Gabriel is drawn further and further into the world of Monk House just as Robert Whittington was before him, he believes he is strong enough to keep his own mind but then makes a discovery about the sisters and realises that he may end up losing it..and more.

Natasha Mostert is a wonderful, intelligent writer. She takes what could easily come across as a dense complex story and turns it into an immensely readable thriller which includes; murder, mystery, magic, alchemy, memory and romance and what’s more every page of it works.

I would highly recommend this book to anyone who enjoys intelligent writing with a brilliant storyline and beautiful prose.
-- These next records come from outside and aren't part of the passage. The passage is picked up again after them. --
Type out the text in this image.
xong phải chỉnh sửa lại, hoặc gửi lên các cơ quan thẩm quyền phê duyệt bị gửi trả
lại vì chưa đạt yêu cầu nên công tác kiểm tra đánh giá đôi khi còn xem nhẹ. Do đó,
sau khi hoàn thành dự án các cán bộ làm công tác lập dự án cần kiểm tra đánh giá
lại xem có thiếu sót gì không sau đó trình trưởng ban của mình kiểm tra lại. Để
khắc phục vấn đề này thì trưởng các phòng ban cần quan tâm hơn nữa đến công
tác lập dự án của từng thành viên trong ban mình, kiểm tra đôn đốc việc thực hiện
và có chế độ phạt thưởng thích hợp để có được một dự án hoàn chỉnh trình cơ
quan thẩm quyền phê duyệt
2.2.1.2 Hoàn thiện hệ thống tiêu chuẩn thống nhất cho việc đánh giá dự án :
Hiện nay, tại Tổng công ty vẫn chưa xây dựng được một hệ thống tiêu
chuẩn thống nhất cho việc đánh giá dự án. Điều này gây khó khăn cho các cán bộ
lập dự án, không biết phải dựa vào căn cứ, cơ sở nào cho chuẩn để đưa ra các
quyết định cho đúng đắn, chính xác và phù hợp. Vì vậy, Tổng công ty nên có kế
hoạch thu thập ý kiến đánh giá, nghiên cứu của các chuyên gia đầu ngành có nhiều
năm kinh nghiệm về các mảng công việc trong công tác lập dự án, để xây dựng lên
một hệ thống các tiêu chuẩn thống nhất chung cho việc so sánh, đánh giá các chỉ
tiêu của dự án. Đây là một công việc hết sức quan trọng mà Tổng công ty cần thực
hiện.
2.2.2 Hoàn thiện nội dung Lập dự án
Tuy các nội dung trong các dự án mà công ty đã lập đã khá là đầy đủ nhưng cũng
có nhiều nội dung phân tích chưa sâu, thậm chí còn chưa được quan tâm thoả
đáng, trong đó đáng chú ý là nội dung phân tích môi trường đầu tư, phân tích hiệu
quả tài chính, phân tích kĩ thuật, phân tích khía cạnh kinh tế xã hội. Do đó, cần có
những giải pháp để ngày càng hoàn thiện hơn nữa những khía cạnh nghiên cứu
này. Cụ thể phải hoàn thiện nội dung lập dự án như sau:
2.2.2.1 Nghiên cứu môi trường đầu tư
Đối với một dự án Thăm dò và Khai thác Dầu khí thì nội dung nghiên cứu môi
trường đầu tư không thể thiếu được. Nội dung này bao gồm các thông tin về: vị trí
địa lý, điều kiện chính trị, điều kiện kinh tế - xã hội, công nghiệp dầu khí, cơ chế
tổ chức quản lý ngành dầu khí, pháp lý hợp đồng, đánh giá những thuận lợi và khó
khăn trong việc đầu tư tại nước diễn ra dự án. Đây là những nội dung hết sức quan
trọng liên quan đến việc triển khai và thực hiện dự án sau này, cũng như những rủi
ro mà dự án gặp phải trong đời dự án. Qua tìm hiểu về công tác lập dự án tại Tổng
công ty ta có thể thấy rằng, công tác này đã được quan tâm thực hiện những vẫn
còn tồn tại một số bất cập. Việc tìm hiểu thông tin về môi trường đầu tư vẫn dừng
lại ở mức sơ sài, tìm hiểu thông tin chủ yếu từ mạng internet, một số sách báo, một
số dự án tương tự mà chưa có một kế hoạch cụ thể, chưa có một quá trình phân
You will sink into this book and not want to come up.

Natasha Mostert is fast becoming one of my favourite authors and I am really looking forward to reading more.

Dark Prayer


Dark Prayer
By Natasha Mostert

Eloise Blake is on the run from a life she can no longer remember. And from a killer who will stop at nothing to protect a secret as old as time. From the award-winning author of SEASON OF THE WITCH comes a thriller about memory, identity and the murderous consequences of a quest gone wrong.

In the 1980s, a child witnesses the murder of her mother. Twenty years later, Jennilee Gray disappears from her home. When she is found she is no longer the same girl. She has no memory of her previous life and has created a new identity for herself as Eloise Blake.
Her guardian, Daniel Barone, fears for her safety and asks for help from his old friend, Leon Simonetti. Simonetti sends his son, Jack, to help.
Jack is at first unwilling to help but soon finds himself fascinated by Eloise and the life she has created for herself. He soon comes to realise that she is in danger.

The concept of the book is brilliant. Through a riveting storyline, Natasha Mostert deals with the mystery of memory as the key to who we are. She shows how closely linked are science and magic/mysticism. How power and greed and even love can make you do unimaginably cruel deeds.

Something that I had never heard of before is parkour/free running, which plays quite a large part in the story and fits perfectly. The descriptions of the characters pursuing this activity were excellent and had me running to youtube to check it out.

This is definitely one of my books of the year. There is not a dull page in it. It is totally compelling, with vivid descriptions and an intelligent and commanding narrative. Hugely recommended.